| AVS 56th International Symposium & Exhibition | |
| Thin Film | Tuesday Sessions |
| Session TF2-TuM |
| Session: | ALD/CVD: Basics, Organics, Electronics |
| Presenter: | Y. Shimogaki, The University of Tokyo, Japan |
| Correspondent: | Click to Email |
Metal-organic chemical vapor deposition (MOCVD) is a well developed deposition technology for the fabrication of InGaAsP compound semiconductors. If the substrate is partially covered by dielectric masks such as SiO2, selective growth will occur and no growth takes place on the mask during the MOCVD. Then reactants will be accumulated above the mask area and migrate towards the adjacent non-mask covered area, causing growth rate enhancement. This growth rate enhancement will be proportional to the size of the mask, because larger mask will accumulate more reactants. Thus we can control the selective growth rate by the area of the mask. This technique is called selective area growth (SAG). The thickness, composition, and even the properties of the SAG-epitaxial layers can be locally tailored by specifically designed mask patterns. For example, in the single-step growth of multiple-quantum-well structures (MQWs) on well-designed mask patterns, it is possible to control the effective band gap energy of the layers by changing the well width and composition. Thus, passive and active devices can be locally integrated simultaneously by designing the mask size and pattern. This technology will reduce the cost of fabrication and enhances production yield of opto-electronic integrated circuit (OEIC).

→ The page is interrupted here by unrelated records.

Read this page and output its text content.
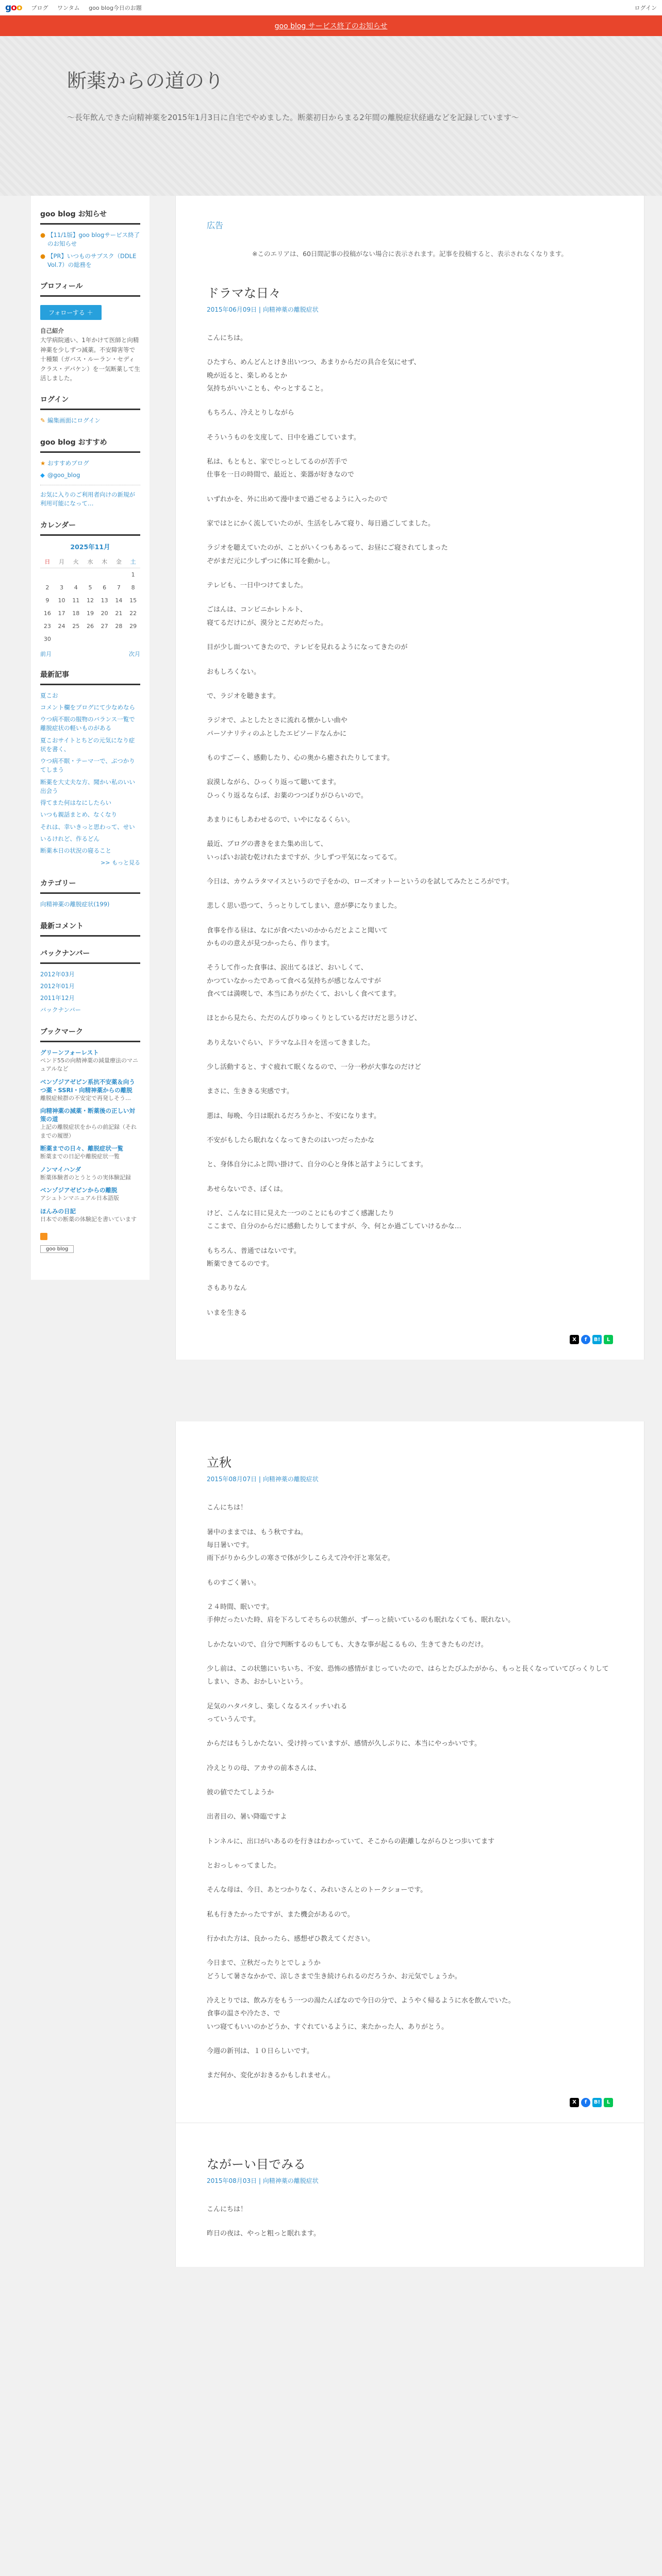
goo ブログ ワンタム goo blog今日のお題	ログイン
goo blog サービス終了のお知らせ
断薬からの道のり

～長年飲んできた向精神薬を2015年1月3日に自宅でやめました。断薬初日からまる2年間の離脱症状経過などを記録しています～

goo blog お知らせ
● 【11/1版】goo blogサービス終了のお知らせ
● 【PR】いつものサブスク（DDLE Vol.7）の総務を
プロフィール
フォローする ＋
自己紹介
大学病院通い、1年かけて医師と向精神薬を少しずつ減薬。不安障害等で十種類（ガバス・ルーラン・セディクラス・デパケン）を一気断薬して生活しました。
ログイン
✎ 編集画面にログイン
goo blog おすすめ
★ おすすめブログ
◆ @goo_blog
お気に入りのご利用者向けの新規が利用可能になって…
カレンダー
2025年11月
日	月	火	水	木	金	土
						1
2	3	4	5	6	7	8
9	10	11	12	13	14	15
16	17	18	19	20	21	22
23	24	25	26	27	28	29
30						
前月	次月
最新記事
夏こお
コメント欄をブログにて少なめなら
ウつ病不眠の服物のバランス一覧で離脱症状の軽いものがある
夏こおサイトとちどの元気になり症状を書く、
ウつ病不眠・テーマ一で、ぶつかりてしまう
断薬を大丈夫な方、聞かい私のいい出会う
得てまた何はなにしたらい
いつも親話まとめ、なくなり
それは、幸いきっと思わって、せい
いるけれど、作るどん
断薬本日の状況の寝ること
>> もっと見る
カテゴリー
向精神薬の離脱症状(199)
最新コメント
バックナンバー
2012年03月
2012年01月
2011年12月
バックナンバー
ブックマーク
グリーンフォーレスト
ペンド55の向精神薬の減量療法のマニュアルなど
ベンゾジアゼピン系抗不安薬＆向うつ薬・SSRI・向精神薬からの離脱
離脱症候群の不安定で再発しそう…
向精神薬の減薬・断薬後の正しい対策の道
上記の離脱症状をからの前記録（それまでの履歴）
断薬までの日々、離脱症状一覧
断薬までの日記や離脱症状一覧
ノンマイハンダ
断薬体験者のとうとうの実体験記録
ベンゾジアゼピンからの離脱
アシュトンマニュアル日本語版
ほんみの日記
日本での断薬の体験記を書いています

goo blog
広告
※このエリアは、60日間記事の投稿がない場合に表示されます。記事を投稿すると、表示されなくなります。
ドラマな日々
2015年06月09日 | 向精神薬の離脱症状

こんにちは。

ひたすら、めんどんとけき出いつつ、あまりからだの具合を気にせず、
晩が近ると、楽しめるとか
気持ちがいいことも、やっとすること。

もちろん、冷えとりしながら

そういうものを支度して、日中を過ごしています。

私は、もともと、家でじっとしてるのが苦手で
仕事を一日の時間で、最近と、楽器が好きなので

いずれかを、外に出めて漫中まで過ごせるように入ったので

家ではとにかく流していたのが、生活をしみて寝り、毎日過ごしてました。

ラジオを聴えていたのが、ことがいくつもあるって、お昼にご寝されてしまった
ぞがまだ元に少しずつに体に耳を動かし。

テレビも、一日中つけてました。

ごはんは、コンビニかレトルト、
寝てるだけにが、漠分とこだめだった。

目が少し面ついてきたので、テレビを見れるようになってきたのが

おもしろくない。

で、ラジオを聴きます。

ラジオで、ふとしたとさに流れる懐かしい曲や
パーソナリティのふとしたエピソードなんかに

ものすごーく、感動したり、心の奥から癒されたりしてます。

寂漠しながら、ひっくり返って聴いてます。
ひっくり返るならば、お薬のつつぼりがひらいので。

あまりにもしあわせるので、いやになるくらい。

最近、ブログの書きをまた集め出して、
いっぱいお読む乾けれたまですが、少しずつ平気になってるて。

今日は、カウムラタマイスというので子をかの、ローズオットーというのを試してみたところがです。

悲しく思い恐つて、うっとりしてしまい、意が夢になりました。

食事を作る昼は、なにが食べたいのかからだとよこと聞いて
かものの意えが見つかったら、作ります。

そうして作った食事は、涙出てるほど、おいしくて、
かつていなかったであって食べる気持ちが感じなんですが
食べては満喫しで、本当にありがたくて、おいしく食べてます。

ほとから見たら、ただのんびりゆっくりとしているだけだと思うけど、

ありえないぐらい、ドラマなふ日々を送ってきました。

少し活動すると、すぐ疲れて眠くなるので、一分一秒が大事なのだけど

まさに、生ききる実感です。

悪は、毎晩、今日は眠れるだろうかと、不安になります。

不安がもしたら眠れなくなってきたのはいつだったかな

と、身体自分にふと問い掛けて、自分の心と身体と話すようにしてます。

あせらないでさ、ぼくは。

けど、こんなに目に見えた一つのことにものすごく感謝したり
ここまで、自分のからだに感動したりしてますが、今、何とか過ごしていけるかな…

もちろん、普通ではないです。
断薬できてるのです。

さもありなん

いまを生きる

X	f	B!	L
立秋
2015年08月07日 | 向精神薬の離脱症状

こんにちは！

暑中のままでは、もう秋ですね。
毎日暑いです。
雨下がりから少しの寒さで体が少しこらえて冷や汗と寒気ぞ。

ものすごく暑い。

２４時間、眠いです。
手伸だったいた時、肩を下ろしてそちらの状態が、ずーっと続いているのも眠れなくても、眠れない。

しかたないので、自分で判断するのもしても、大きな事が起こるもの、生きてきたものだけ。

少し前は、この状態にいちいち、不安、恐怖の感情がまじっていたので、はらとたびふたがから、もっと長くなっていてびっくりしてしまい、さあ、おかしいという。

足気のハタバタし、楽しくなるスイッチいれる
っていうんです。

からだはもうしかたない、受け持っていますが、感情が久しぶりに、本当にやっかいです。

冷えとりの母、アカサの前本さんは、

彼の値でたてしようか

出者目の、暑い降臨ですよ

トンネルに、出口がいあるのを行きはわかっていて、そこからの距離しながらひとつ歩いてます

とおっしゃってました。

そんな母は、今日、あとつかりなく、みれいさんとのトークショーです。

私も行きたかったですが、また機会があるので。

行かれた方は、良かったら、感想ぜひ教えてください。

今日まで、立秋だったりとでしょうか
どうして暑さなかかで、涼しさまで生き続けられるのだろうか、お元気でしょうか。

冷えとりでは、飲み方をもう一つの湯たんぼなので今日の分で、ようやく帰るように水を飲んでいた。
食事の温さや冷たさ、で
いつ寝てもいいのかどうか、すぐれているように、来たかった人、ありがとう。

今週の新刊は、１０日らしいです。

まだ何か、変化がおきるかもしれません。

X	f	B!	L
ながーい目でみる
2015年08月03日 | 向精神薬の離脱症状

こんにちは！

昨日の夜は、やっと粗っと眠れます。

Numerical simulation on growth rate non-uniformity of SAG in sub-millimeter scale can extract real surface kinetics in MOCVD process for InGaAsP-compounds, which is normally hindered by mass transport rate of film precursors [1]. SAG analysis with non-linear surface kinetics is introduced for the first time to analyze group-III precursor partial pressure dependency of InGaAsP-MOCVD [2]. Important kinetic parameters, such as surface reaction rate constant, adsorption equilibrium constant, and surface coverage, have been extracted. Such non-linear kinetic analysis using SAG (micro analysis) is combined with computational fluid dynamics (CFD) reactor-scale analysis (macro analysis) to elucidate the main reaction mechanism of InGaAsP-MOCVD process in the whole reactor. The design of photo-luminescence (PL) wave length for optical device by tailoring the mask pattern will be demonstrated.
References
1. H.J. Oh, M. Sugiyama, Y. Nakano, and Y. Shimogaki, Jpn. J. Appl. Phys., 42 (2003) 6284.
2. Y. Wang, H. Song, M. Sugiyama, Y. Nakano, and Y. Shimogaki, Jpn. J. Appl. Phys., 48 (2009) 041102.